As in the book, Moving Zen, the martial spirit is that of quietness. Practicing a slow form of the katas can enhance that quietness. Slowing down the katas and focusing on precise breath control, muscle control and mind control can move the student into a form of moving meditation.
As in all meditation, the development of a quiet, restful mind is of primary importance. Without getting into discussion about energy flow, organ and meridian alignment, etc., we’ll just focus on the use of slow, flowing movements combined with steady breathing to use as a basis of using katas as a form of moving meditation – a means of relaxing both the body and mind.
Tai Chi and Qiqong, are two martial art forms that turned the martial movements into slow flowing movements, while incorporating breath control and the quieting of the mind and became a type meditation that students of all ages can do. Taking that same example, by slowing and smoothing the delivery of some of the punches and kicks found within the kata, we are able to apply some of the meditation principles found in Tai Chi and Qiqong.
To begin, stand in a natural stance, with your feet approximately should width a part.
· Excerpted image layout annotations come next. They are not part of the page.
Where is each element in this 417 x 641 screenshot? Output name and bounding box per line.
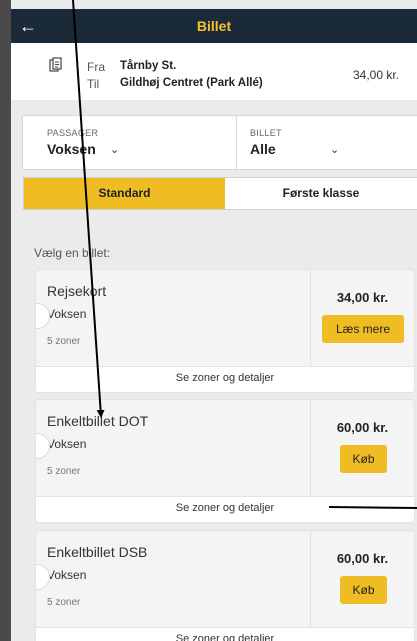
ticket-passenger: Voksen: [47, 568, 87, 582]
chevron-down-icon: ⌄: [110, 144, 120, 156]
ticket-type-select-value: Alle: [250, 141, 276, 157]
to-station: Gildhøj Centret (Park Allé): [120, 77, 263, 89]
route-price: 34,00 kr.: [352, 68, 399, 82]
passenger-select-value: Voksen: [47, 141, 96, 157]
buy-button[interactable]: Køb: [340, 576, 387, 604]
class-tabs: Standard Første klasse: [23, 177, 417, 210]
ticket-name: Enkeltbillet DSB: [47, 544, 148, 560]
ticket-selectors: PASSAGER Voksen ⌄ BILLET Alle ⌄: [22, 115, 417, 170]
buy-button[interactable]: Køb: [340, 445, 387, 473]
ticket-price: 60,00 kr.: [336, 551, 389, 566]
ticket-price: 60,00 kr.: [336, 420, 389, 435]
ticket-price-cell: 34,00 kr. Læs mere: [311, 270, 414, 366]
see-zones-details-link[interactable]: Se zoner og detaljer: [36, 627, 414, 641]
page-title: Billet: [196, 18, 232, 34]
ticket-info[interactable]: Rejsekort Voksen 5 zoner: [36, 270, 310, 366]
ticket-card-enkeltbillet-dsb: Enkeltbillet DSB Voksen 5 zoner 60,00 kr…: [35, 530, 415, 641]
read-more-button[interactable]: Læs mere: [322, 315, 404, 343]
route-summary: Fra Tårnby St. Til Gildhøj Centret (Park…: [11, 43, 417, 100]
ticket-name: Rejsekort: [47, 283, 107, 299]
from-station: Tårnby St.: [120, 60, 177, 72]
ticket-price-cell: 60,00 kr. Køb: [311, 400, 414, 496]
ticket-price-cell: 60,00 kr. Køb: [311, 531, 414, 627]
ticket-type-select-label: BILLET: [250, 128, 282, 138]
ticket-zones: 5 zoner: [47, 597, 81, 608]
tab-first-class[interactable]: Første klasse: [225, 178, 417, 209]
ticket-card-enkeltbillet-dot: Enkeltbillet DOT Voksen 5 zoner 60,00 kr…: [35, 399, 415, 523]
see-zones-details-link[interactable]: Se zoner og detaljer: [36, 366, 414, 392]
ticket-zones: 5 zoner: [47, 466, 81, 477]
ticket-list-heading: Vælg en billet:: [34, 246, 111, 260]
to-label: Til: [87, 77, 100, 91]
ticket-passenger: Voksen: [47, 437, 87, 451]
top-bar: ← Billet: [11, 9, 417, 43]
passenger-select-label: PASSAGER: [47, 128, 99, 138]
ticket-name: Enkeltbillet DOT: [47, 413, 149, 429]
chevron-down-icon: ⌄: [330, 144, 340, 156]
app-screen: ← Billet Fra Tårnby St. Til Gildhøj Cent…: [11, 0, 417, 641]
ticket-card-rejsekort: Rejsekort Voksen 5 zoner 34,00 kr. Læs m…: [35, 269, 415, 393]
see-zones-details-link[interactable]: Se zoner og detaljer: [36, 496, 414, 522]
ticket-info[interactable]: Enkeltbillet DSB Voksen 5 zoner: [36, 531, 310, 627]
ticket-type-select[interactable]: BILLET Alle ⌄: [237, 116, 417, 169]
ticket-passenger: Voksen: [47, 307, 87, 321]
ticket-zones: 5 zoner: [47, 336, 81, 347]
passenger-select[interactable]: PASSAGER Voksen ⌄: [23, 116, 236, 169]
document-icon: [49, 57, 63, 80]
from-label: Fra: [87, 60, 105, 74]
ticket-price: 34,00 kr.: [336, 290, 389, 305]
tab-standard[interactable]: Standard: [24, 178, 225, 209]
ticket-info[interactable]: Enkeltbillet DOT Voksen 5 zoner: [36, 400, 310, 496]
left-edge: [0, 0, 11, 641]
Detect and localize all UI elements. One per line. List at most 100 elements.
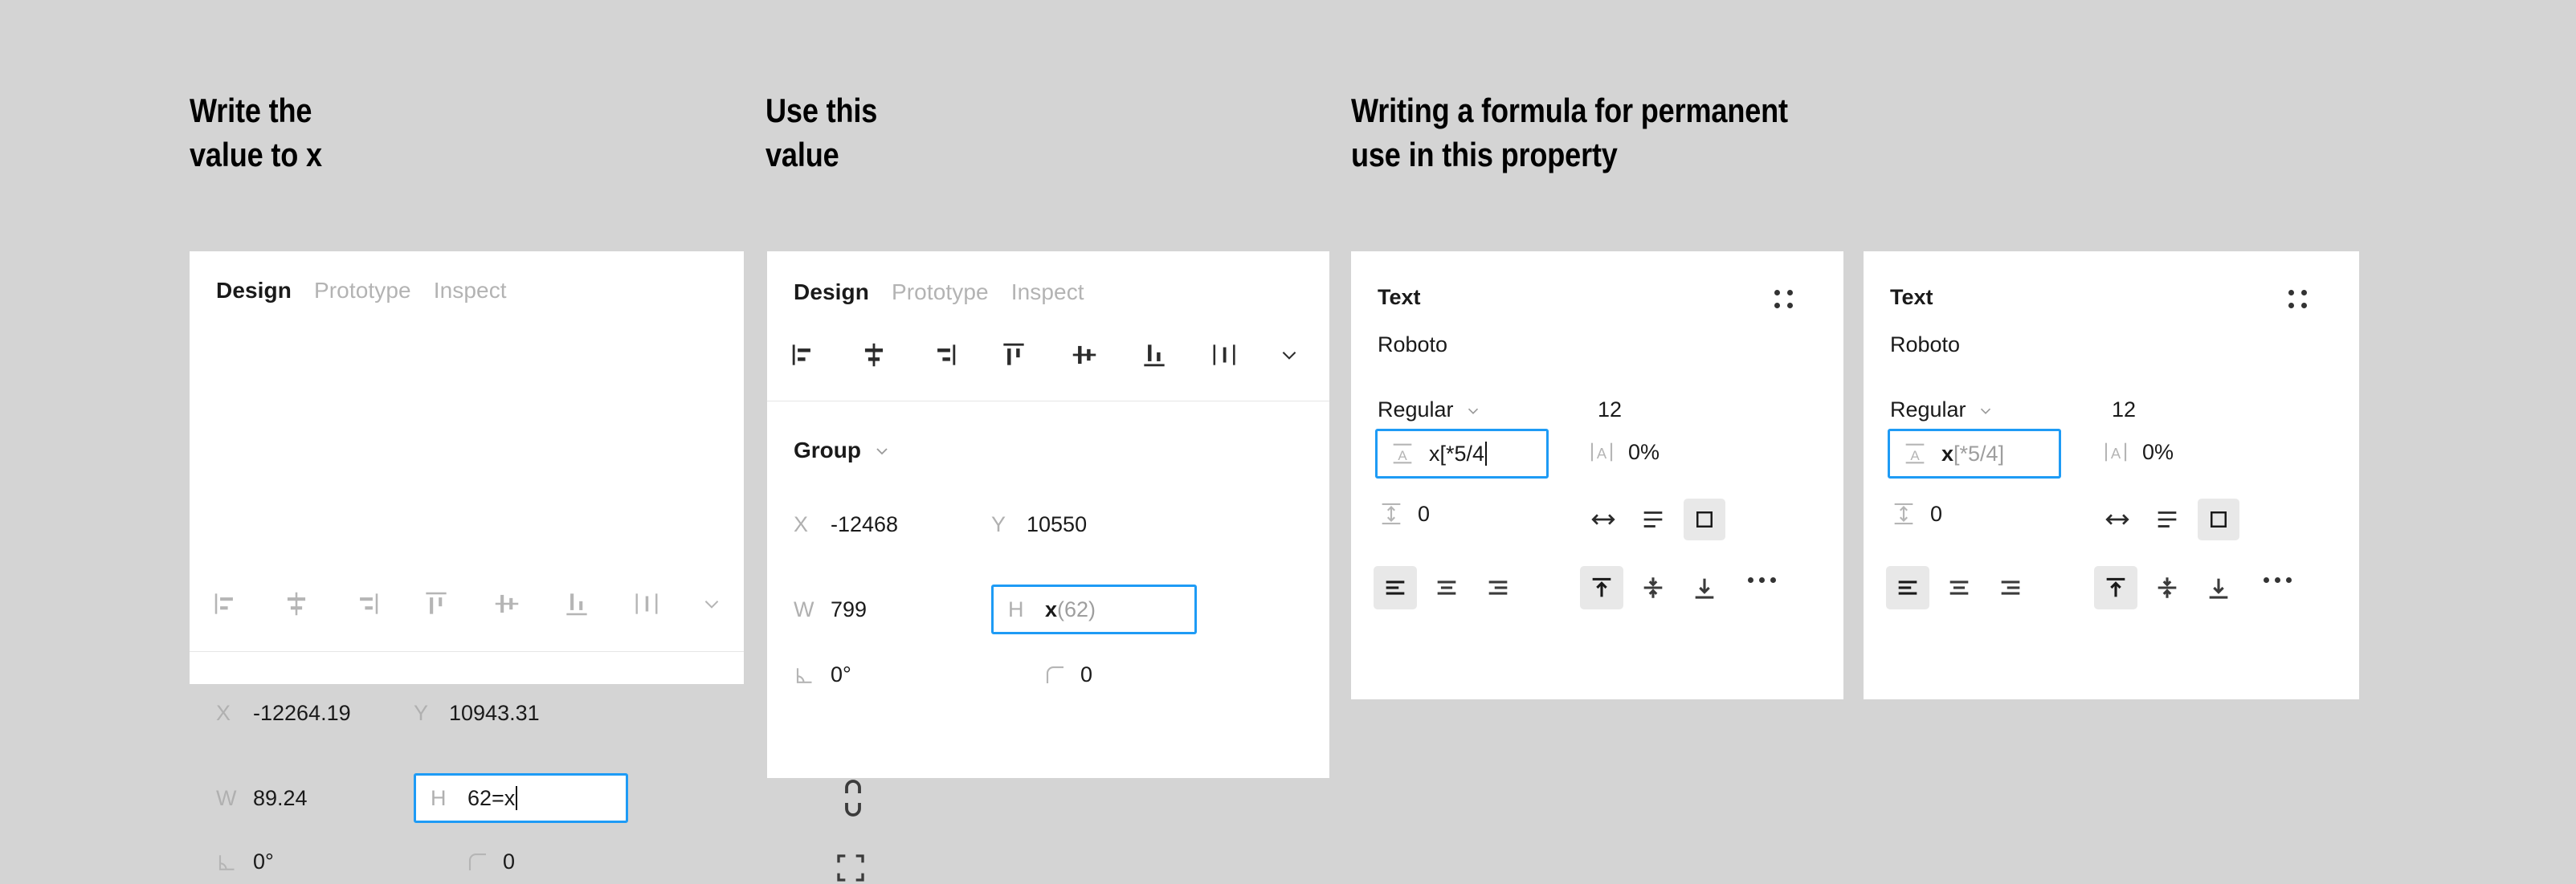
align-right-icon[interactable] (351, 589, 382, 619)
panel4-v-align-group (2094, 566, 2240, 609)
panel4-letter-spacing[interactable]: A 0% (2102, 438, 2174, 466)
panel3-font-size[interactable]: 12 (1598, 397, 1622, 422)
line-height-icon: A (1901, 440, 1941, 467)
line-height-value: x[*5/4 (1429, 441, 1485, 466)
x-value[interactable]: -12264.19 (253, 701, 414, 726)
auto-height-icon[interactable] (1634, 500, 1672, 539)
svg-text:A: A (1910, 448, 1920, 463)
more-options-icon[interactable] (2264, 577, 2292, 583)
tab-inspect[interactable]: Inspect (1011, 279, 1084, 305)
apply-styles-icon[interactable] (1774, 290, 1793, 308)
chevron-down-icon[interactable] (872, 441, 892, 460)
panel4-font-size[interactable]: 12 (2112, 397, 2136, 422)
align-left-icon[interactable] (789, 340, 819, 370)
align-text-right-icon[interactable] (1989, 566, 2032, 609)
svg-text:A: A (2111, 445, 2121, 462)
distribute-icon[interactable] (1209, 340, 1239, 370)
height-input-focused[interactable]: H x (62) (991, 585, 1197, 634)
apply-styles-icon[interactable] (2288, 290, 2307, 308)
fixed-size-icon[interactable] (1684, 499, 1725, 540)
panel2-section-header[interactable]: Group (794, 438, 892, 463)
auto-height-icon[interactable] (2148, 500, 2186, 539)
y-value[interactable]: 10943.31 (449, 701, 540, 726)
design-panel-1: Design Prototype Inspect X -12264.19 Y 1… (190, 251, 864, 882)
letter-spacing-value: 0% (1628, 439, 1660, 464)
align-vertical-center-icon[interactable] (492, 589, 522, 619)
align-text-right-icon[interactable] (1476, 566, 1520, 609)
align-top-icon[interactable] (421, 589, 451, 619)
h-value: 62=x (467, 785, 516, 810)
distribute-icon[interactable] (631, 589, 662, 619)
chevron-down-icon[interactable] (1279, 344, 1300, 365)
paragraph-spacing-icon (1378, 500, 1405, 528)
line-height-value-variable: x (1941, 441, 1954, 466)
align-text-middle-icon[interactable] (2145, 566, 2189, 609)
paragraph-spacing-value: 0 (1418, 501, 1431, 526)
align-text-center-icon[interactable] (1937, 566, 1981, 609)
panel3-h-align-group (1374, 566, 1520, 609)
panel4-font-family[interactable]: Roboto (1890, 332, 1960, 357)
panel2-row-wh: W 799 H x (62) (794, 585, 1197, 634)
line-height-input-focused[interactable]: A x[*5/4 (1375, 429, 1549, 479)
line-height-value-formula: [*5/4] (1953, 441, 2005, 466)
panel4-font-weight-dropdown[interactable]: Regular (1890, 397, 1994, 422)
align-right-icon[interactable] (929, 340, 959, 370)
height-input-focused[interactable]: H 62=x (414, 773, 628, 823)
align-text-left-icon[interactable] (1886, 566, 1929, 609)
align-horizontal-center-icon[interactable] (281, 589, 312, 619)
align-top-icon[interactable] (998, 340, 1029, 370)
tab-design[interactable]: Design (216, 278, 292, 303)
fixed-size-icon[interactable] (2198, 499, 2239, 540)
w-value[interactable]: 799 (831, 597, 991, 622)
panel3-letter-spacing[interactable]: A 0% (1588, 438, 1659, 466)
x-value[interactable]: -12468 (831, 512, 991, 537)
more-options-icon[interactable] (1748, 577, 1776, 583)
text-panel-3: Text Roboto Regular 12 A x[*5/4 A 0% 0 (1351, 251, 1843, 699)
align-text-top-icon[interactable] (2094, 566, 2137, 609)
paragraph-spacing-icon (1890, 500, 1917, 528)
corner-radius-icon (1043, 663, 1080, 687)
text-panel-4: Text Roboto Regular 12 A x [*5/4] A 0% 0 (1864, 251, 2359, 699)
panel4-paragraph-spacing[interactable]: 0 (1890, 500, 1942, 528)
panel3-resize-modes (1584, 499, 1725, 540)
y-value[interactable]: 10550 (1027, 512, 1087, 537)
panel1-tabs: Design Prototype Inspect (216, 278, 507, 303)
align-bottom-icon[interactable] (1139, 340, 1170, 370)
letter-spacing-value: 0% (2142, 439, 2174, 464)
align-vertical-center-icon[interactable] (1069, 340, 1100, 370)
line-height-input-focused[interactable]: A x [*5/4] (1888, 429, 2061, 479)
align-text-left-icon[interactable] (1374, 566, 1417, 609)
w-label: W (794, 597, 814, 621)
auto-width-icon[interactable] (1584, 500, 1623, 539)
align-text-bottom-icon[interactable] (2197, 566, 2240, 609)
resize-to-fit-icon[interactable] (835, 852, 867, 884)
text-caret (1485, 442, 1488, 466)
align-text-bottom-icon[interactable] (1683, 566, 1726, 609)
tab-design[interactable]: Design (794, 279, 869, 305)
align-text-center-icon[interactable] (1425, 566, 1468, 609)
tab-inspect[interactable]: Inspect (434, 278, 507, 303)
w-value[interactable]: 89.24 (253, 786, 414, 811)
corner-radius-value[interactable]: 0 (1080, 662, 1092, 687)
h-label: H (431, 785, 447, 810)
h-label: H (1008, 597, 1024, 621)
align-left-icon[interactable] (211, 589, 242, 619)
panel3-font-weight-dropdown[interactable]: Regular (1378, 397, 1482, 422)
panel3-paragraph-spacing[interactable]: 0 (1378, 500, 1430, 528)
align-text-top-icon[interactable] (1580, 566, 1623, 609)
tab-prototype[interactable]: Prototype (314, 278, 411, 303)
x-label: X (794, 512, 809, 536)
chevron-down-icon (1977, 401, 1994, 419)
align-bottom-icon[interactable] (561, 589, 592, 619)
rotation-value[interactable]: 0° (831, 662, 1043, 687)
constrain-proportions-broken-icon[interactable] (837, 777, 869, 819)
chevron-down-icon[interactable] (701, 593, 722, 614)
y-label: Y (991, 512, 1006, 536)
letter-spacing-icon: A (1588, 438, 1615, 466)
panel3-font-family[interactable]: Roboto (1378, 332, 1447, 357)
align-horizontal-center-icon[interactable] (859, 340, 889, 370)
tab-prototype[interactable]: Prototype (892, 279, 989, 305)
align-text-middle-icon[interactable] (1631, 566, 1675, 609)
auto-width-icon[interactable] (2098, 500, 2137, 539)
panel3-font-weight: Regular (1378, 397, 1454, 422)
Let your arms hang loosely to your side. Now, inhale naturally and on the exhale, slowly move into the first move of your chosen kata, ending the exhale at the end of the movement. I would suggest starting with the Shotokan kata, Heian Shodan. If you study another style, there may be a beginner kata in your system that is similar. Try to work up to breaking each move into a natural four to eight-count movement; inhaling between movements and exhaling during the execution of the movement.
Initially, you may find that your focus is on executing the movement within the ten-count. We get so used to performing the kata fast, that it really becomes a challenge to slow it down and literally stretch it out to such a degree. As you work up to the four to eight-count, you may notice that your muscles are working a little harder, it takes a little more concentration to remain relaxed and you are inclined to hold your breath.
You may find that when you complete the kata, you will feel like you’ve had a full workout – sweat and all. It may take some time to work up to the ten-count between moves, so don’t push it too fast. You may have to start with a two or four-count between moves. Your goal is to relax your mind and your body. The mind is being relaxed initially by focusing on the slow, smooth movements of the modified kata and then on the breathing throughout the kata. The more natural it becomes, the more you will notice that your mind becomes clear and you’re totally in the moment.
Something else you may find, is that by practicing the kata slowly and more deliberately, when you return to performing the kata at full speed, your mind remains clear, the stances remain firm, body placement is correct and you have a different sense of confidence in your execution.
The beauty of combining kata and meditation is that there’s only an up-side. So, give it a try.